Essere Pro Loco

Dario Rei - Docente di Politica sociale presso l'Università degli Studi di Torino.

Partecipazione delle Pro Loco astigiane al Festival delle Sagre (2004)

Partecipazione delle Pro Loco astigiane al Festival delle Sagre (2004)

                     L’associazionismo locale appare oggi chiamato ad imboccare con coraggio la via della difesa e promozione del patrimonio culturale, richiamandosi allo spirito del recente Codice dei Beni culturali e del paesaggio: “la tutela e la valorizzazione del patrimonio culturale concorrono a preservare la memoria della comunità nazionale e del suo territorio” (Art.1). Al riguardo piace segnalare l’impegno – ancora  poco noto, non per questo meno pregevole - di soggetti  di società civile: i comitati per la difesa del paesaggio rurale tradizionale; le associazioni che comprano lembi di boschi e foreste, per mantenere biodiversità e natura; le piccole riviste, che alimentano conoscenza della storia e della cultura locale; la rete di microbiblioteche, che agiscono come centri di educazione permanente;i comitati ,che si attivano per salvare e riusare piccoli monumenti, nei centri storici come nelle aree campestri e collinari.

             Tutte queste forme di servizio umile non dispongono di grandi mezzi, né di  risorse esperte e professionali, proprie agli apparati funzionariali ed amministrativi; esprimono il positivo moto di  identificazione di persone e gruppi con una  storia, una comunità. Sono semi di un buon esempio facile da trasportare; forniscono il necessario contrappeso ai rischi di dissipazione e amnesia talora presenti in avventate politiche dette di valorizzazione. Inoltre vanno in controtendenza ad un momento in cui le spese per cultura, formazione, conoscenza, arte, memoria storica, ambiente,  sono fra le prime ad essere tagliate, quali lussi superflui, nei magri bilanci delle amministrazioni. 

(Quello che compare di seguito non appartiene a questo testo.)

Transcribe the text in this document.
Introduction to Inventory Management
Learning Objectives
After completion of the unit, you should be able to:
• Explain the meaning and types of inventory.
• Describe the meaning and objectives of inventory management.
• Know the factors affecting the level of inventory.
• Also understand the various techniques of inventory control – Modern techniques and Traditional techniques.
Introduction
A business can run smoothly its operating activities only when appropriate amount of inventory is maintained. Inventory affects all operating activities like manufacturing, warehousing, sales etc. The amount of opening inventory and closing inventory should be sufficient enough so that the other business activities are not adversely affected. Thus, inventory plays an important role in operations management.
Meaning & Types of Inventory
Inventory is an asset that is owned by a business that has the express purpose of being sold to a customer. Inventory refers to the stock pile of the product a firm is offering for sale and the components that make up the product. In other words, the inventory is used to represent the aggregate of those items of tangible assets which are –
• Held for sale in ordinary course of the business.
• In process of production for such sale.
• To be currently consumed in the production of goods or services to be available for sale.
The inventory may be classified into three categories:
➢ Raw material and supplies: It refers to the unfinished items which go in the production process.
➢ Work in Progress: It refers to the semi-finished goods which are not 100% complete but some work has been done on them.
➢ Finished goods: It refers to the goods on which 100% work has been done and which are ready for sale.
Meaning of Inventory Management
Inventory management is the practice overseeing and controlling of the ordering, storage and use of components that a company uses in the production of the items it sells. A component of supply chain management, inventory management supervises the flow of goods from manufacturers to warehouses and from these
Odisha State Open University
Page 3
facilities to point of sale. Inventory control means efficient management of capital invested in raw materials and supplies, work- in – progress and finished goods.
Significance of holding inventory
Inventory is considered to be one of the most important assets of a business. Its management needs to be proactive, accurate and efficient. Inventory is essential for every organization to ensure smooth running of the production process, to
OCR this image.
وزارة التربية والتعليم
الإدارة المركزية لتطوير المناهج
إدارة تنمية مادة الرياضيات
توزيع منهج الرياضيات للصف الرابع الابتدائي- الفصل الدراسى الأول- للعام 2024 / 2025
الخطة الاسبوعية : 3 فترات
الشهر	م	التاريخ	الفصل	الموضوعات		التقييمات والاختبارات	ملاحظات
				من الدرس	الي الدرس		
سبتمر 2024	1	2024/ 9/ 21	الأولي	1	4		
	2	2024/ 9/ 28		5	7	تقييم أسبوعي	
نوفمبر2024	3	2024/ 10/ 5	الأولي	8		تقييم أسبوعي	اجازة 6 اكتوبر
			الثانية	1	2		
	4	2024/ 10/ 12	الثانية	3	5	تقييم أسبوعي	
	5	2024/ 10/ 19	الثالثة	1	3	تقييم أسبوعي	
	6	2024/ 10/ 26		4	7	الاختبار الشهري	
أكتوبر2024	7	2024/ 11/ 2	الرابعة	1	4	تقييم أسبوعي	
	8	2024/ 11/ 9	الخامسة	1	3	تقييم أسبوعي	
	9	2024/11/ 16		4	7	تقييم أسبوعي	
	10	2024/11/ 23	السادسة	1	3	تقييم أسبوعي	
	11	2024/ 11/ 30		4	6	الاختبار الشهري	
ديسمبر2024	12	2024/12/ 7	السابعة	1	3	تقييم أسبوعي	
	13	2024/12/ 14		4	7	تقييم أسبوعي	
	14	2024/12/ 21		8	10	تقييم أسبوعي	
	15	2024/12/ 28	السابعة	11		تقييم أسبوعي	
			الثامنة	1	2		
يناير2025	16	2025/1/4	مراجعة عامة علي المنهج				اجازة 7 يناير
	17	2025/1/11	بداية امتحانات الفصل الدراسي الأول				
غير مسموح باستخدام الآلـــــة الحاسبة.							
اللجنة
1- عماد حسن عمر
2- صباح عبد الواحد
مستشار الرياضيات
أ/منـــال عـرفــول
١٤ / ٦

    E’ ovvio che con la bellezza, la memoria e l’identità, “non si mangia” ; se però valori identitari e beni immateriali vengono sistematicamente trascurati, abbandonati e  distrutti, ne va dell’idea stessa che abbiamo di noi, e non è detto, poi, che si possa vivere in modo altrettanto umano. Ricordo un vigile ammonimento del FAI contro mirabolanti trasformazioni, che distruggendo i paesaggi storici innescano il degrado sociale: “futuro certo delle iniziative collocate in un posto sbagliato”.

    E’ necessario dunque imparare a guardare il paesaggio culturale e naturale nel territorio che lo supporta, e apprenderlo come un microsistema di beni e segni viventi, da conoscere e rianimare. Non è un deposito di tradizioni spente, buone per artifici decorativi di corto respiro. In questo senso, persino le Pro-Loco, da circoli enogastronomici o folkloristici quali per lo più si limitano ad essere, potrebbero nutrire l’ambizione di assurgere al rango di vere e proprie “Associazioni di luogo”, capaci di tutelare e sviluppare memoria e identità in modi culturalmente avvertiti. Del resto, è dai contesti locali che si apre oggi quello spazio fra cultura dotta e cultura sociale, dove le attività di formazione, ricerca e divulgazione mostrano una società civile che si appassiona ai beni comuni e ne prende cura. E ciò non è poco in una società della conoscenza come quella in cui viviamo, che permea di domande di formazione seria e non episodica il tempo di vita di ciascuno e di tutti.